Bulldog Drummond Comes Back was released in 1937, part of Paramount’s extensive series of B-movies based on the immensely popular thrillers of H. C. McNeile (who used the pseudonym Sapper).
Bulldog Drummond Comes Back was based on McNeile’s excellent 1928 novel The Female of the Species, and it adheres reasonably closely to McNeile’s story. An old enemy of Drummond’s is out for revenge and she intends to use Drummond’s wife Phyllis as the means by which to achieve this. Phyllis is kidnapped and Drummond is supplied deliberately with a series of tantalising clues, the aim being to ensure that his suffering will be as prolonged as possible.
It’s a story idea that has been used countless times but both the novel and the movie execute the idea with enough energy and imagination to keep things exciting.
Drummond’s old friend Colonel Neilson of Scotland Yard (John Barrymore) is anxious to help but Drummond knows that Phyllis’s survival depends on his willingness to keep the police out of the matter. Colonel Neilson however is determined to become involved anyway, without Drummond’s knowledge.
Captain Drummond can also rely on the willing if not always effective assistance of the faithful Algy Longworth (Reginald Denny) and the somewhat more useful assistance of his butler Tenny (E. E. Clive).
Hugh and his pals are led a merry chase through the English countryside accumulating the needful clues. There’s more action than is usual in a thriller of this vintage and the villainess’s diabolical plot provide the opportunity for some effective suspense and some quite well-executed thrills.
It has to be said that this is one 30s B-movie that wastes no time in plunging us into the action. The brisk pacing is maintained throughout the 64-minute running time.
Director Louis King spent a lengthy career churning out competent B-features and he knows his stuff. Despite the inevitably tight B-picture budget he does a fine job. Edward T. Lowe Jr had been writing for movies since 1912 and his screenplay is tight and captures the breathless flavour of McNeile’s novels rather well.

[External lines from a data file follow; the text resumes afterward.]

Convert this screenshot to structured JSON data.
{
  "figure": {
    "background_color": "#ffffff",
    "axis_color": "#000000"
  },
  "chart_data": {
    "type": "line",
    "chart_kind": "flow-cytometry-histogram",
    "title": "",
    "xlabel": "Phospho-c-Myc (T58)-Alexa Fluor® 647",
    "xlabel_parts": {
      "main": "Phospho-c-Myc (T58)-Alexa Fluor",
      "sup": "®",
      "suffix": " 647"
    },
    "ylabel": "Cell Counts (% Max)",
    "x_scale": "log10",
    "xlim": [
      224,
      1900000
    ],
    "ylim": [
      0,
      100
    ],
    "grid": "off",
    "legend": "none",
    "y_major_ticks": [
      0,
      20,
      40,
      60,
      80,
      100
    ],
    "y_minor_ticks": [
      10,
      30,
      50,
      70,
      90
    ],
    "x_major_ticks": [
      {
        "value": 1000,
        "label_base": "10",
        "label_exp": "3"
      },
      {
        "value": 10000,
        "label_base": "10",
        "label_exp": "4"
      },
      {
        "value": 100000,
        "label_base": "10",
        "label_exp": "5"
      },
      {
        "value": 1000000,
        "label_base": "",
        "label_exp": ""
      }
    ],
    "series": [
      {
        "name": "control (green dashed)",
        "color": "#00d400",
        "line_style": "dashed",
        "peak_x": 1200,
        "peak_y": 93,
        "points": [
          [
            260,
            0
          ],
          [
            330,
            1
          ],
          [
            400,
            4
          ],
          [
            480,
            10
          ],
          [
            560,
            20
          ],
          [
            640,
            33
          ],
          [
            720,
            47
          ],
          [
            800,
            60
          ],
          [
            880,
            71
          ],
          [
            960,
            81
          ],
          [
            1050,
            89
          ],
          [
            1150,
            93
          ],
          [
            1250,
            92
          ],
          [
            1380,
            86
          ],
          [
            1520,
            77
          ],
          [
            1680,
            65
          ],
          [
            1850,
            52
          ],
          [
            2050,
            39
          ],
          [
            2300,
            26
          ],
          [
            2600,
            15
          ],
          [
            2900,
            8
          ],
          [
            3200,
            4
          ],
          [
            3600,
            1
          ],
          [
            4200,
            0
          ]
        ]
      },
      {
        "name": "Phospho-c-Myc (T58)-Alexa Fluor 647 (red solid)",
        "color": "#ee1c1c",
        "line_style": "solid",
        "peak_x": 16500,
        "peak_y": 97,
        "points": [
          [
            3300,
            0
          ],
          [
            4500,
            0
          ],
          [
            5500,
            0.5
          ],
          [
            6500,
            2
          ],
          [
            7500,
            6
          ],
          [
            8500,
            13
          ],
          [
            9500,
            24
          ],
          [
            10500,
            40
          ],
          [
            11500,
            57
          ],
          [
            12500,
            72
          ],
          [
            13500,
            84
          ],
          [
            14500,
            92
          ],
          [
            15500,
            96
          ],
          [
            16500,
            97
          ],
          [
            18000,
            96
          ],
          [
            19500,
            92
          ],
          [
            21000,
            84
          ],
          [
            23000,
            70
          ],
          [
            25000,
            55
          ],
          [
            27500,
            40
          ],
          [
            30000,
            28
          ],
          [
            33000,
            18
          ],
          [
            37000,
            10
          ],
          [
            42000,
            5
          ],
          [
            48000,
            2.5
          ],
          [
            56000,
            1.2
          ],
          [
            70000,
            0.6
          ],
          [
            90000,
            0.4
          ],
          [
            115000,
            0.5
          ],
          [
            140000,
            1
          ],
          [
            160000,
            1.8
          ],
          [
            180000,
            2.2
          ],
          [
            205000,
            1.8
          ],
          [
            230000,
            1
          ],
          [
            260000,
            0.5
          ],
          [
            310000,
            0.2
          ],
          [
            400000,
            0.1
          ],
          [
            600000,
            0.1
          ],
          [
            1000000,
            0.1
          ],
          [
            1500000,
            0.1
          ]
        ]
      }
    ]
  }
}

This movie has all the essential ingredients of a fine B-thriller - disguises, secret codes, hidden trapdoors, narrow escapes and just enough romance and humour to season the derring-do.
No less than thirteen actors eventually attempted the rôle of Captain Hugh Drummond. The one thing they had in common was that all were quite wrong for the part. In this film John Howard plays Drummond for the second time (and would do so on five subsequent occasions). He is spectacularly wrong for the part. Drummond should be bigger, beefier, louder, more boisterous and much much uglier. Drummond’s taste for schoolboy humour is also entirely lost in the film adaptations.
That’s not to say that John Howard’s performance is bad. He’s quite adequate but much too smooth and polished. He just isn’t Bulldog Drummond.
I do like the scene in which Drummond summons Tenny not by any of the normal methods for communication with a servant but by firing his revolver into the ceiling. That at least is an authentic Bulldog Drummond touch.
Algy and Tenny both provide some comic relief but unusually for a 1930s B-movie the comic relief is genuinely amusing and it’s kept strictly within bounds. Helen Freeman brings a suitably sinister glamour to her performance as the evil Irena Soldanis. John Barrymore has plenty of fun as Colonel Neilson.
My copy of this movie comes from Mill Creek’s 50-movie Mystery Boxed set. The transfer is adequate by the standards of cheap public domain sets.
While Ray Milland, who played Drummond in Bulldog Drummond Escapes, was a considerably better actor than John Howard Bulldog Drummond Comes Back is overall a better and more satisfying movie. It’s an excellent example of just how good 1930s B-thrillers could be. It’s fast-paced and exciting and hugely enjoyable. Highly recommended.